In un brano parallelo di un altro evangelista Gesù dice al dottore della legge che non è lontano dal Regno di Dio. Infatti questo fariseo non si perde nella casistica delle mille leggi e leggine che proprio i farisei coltivavano in maniera almeno talora variamente formalistica ma invece chiede il senso dei comandamenti. Questo è un dono ed un aspetto fondamentale: non vivere di cose da fare, che non aprono il cuore, e dunque non possono che appesantire ma cercare il senso autentico della vita. E qui vediamo anche il mistero di Dio, infinito, ricco di infinite sfumature eppure che può cominciare a manifestarsi più esplicitamente con pochissime parole, in un'eucaristia. Un piccolo seme che viene a misura del cammino graduale di ciascuno e accolto dalla persona che lo riceve in dono cresce gradualmente secondo l'autentico cammino di quella persona stessa.
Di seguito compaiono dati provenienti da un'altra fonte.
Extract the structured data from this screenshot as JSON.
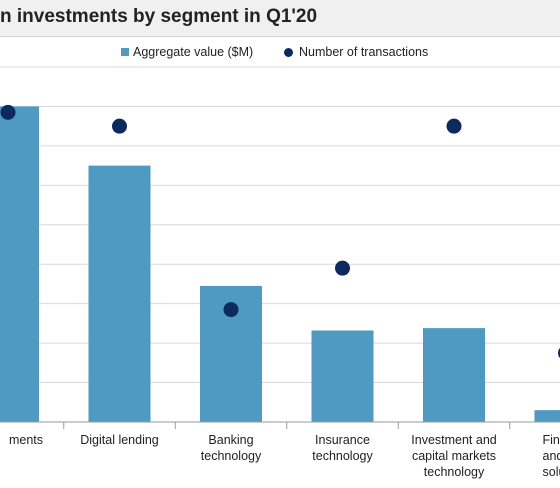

Quindi è la parola che viene, salva, dà vita, parla e si rivela quando viene accolta. È Dio che ci apre al dialogo con lui, superando le barriere dell'invisibile. E così da un lato Dio non lo vediamo ma dall'altro lato non vediamo niente e nessuno meglio di lui e solo in lui ogni cosa perché lui viene nello Spirito e ci tocca il cuore come nessuno può fare, neanche noi in noi stessi senza di lui. E dunque amerai non è un imperativo ma un futuro ossia un dono che viene sempre più quando ho accolto. Nodi che si sciolgono, strade che si aprono. Possiamo anche osservare che in questa parola sotto certi aspetti è insito un comando, ossia essa opera ciò che Dio vuole, non torna a lui senza effetto. L'amore può essere solo così: un dono liberamente elargito e liberamente accolto. Dove c'è condizionamento vario non vi è libertà e non vi può essere amore. Dio ci ama senza condizioni. E questa è la pace e la gioia di essere suoi figli: che la nostra piena realizzazione è amare ed essere amati. Solo su questa via ogni bene lo riconosciamo, lo godiamo, lo lasciamo crescere verso la pienezza.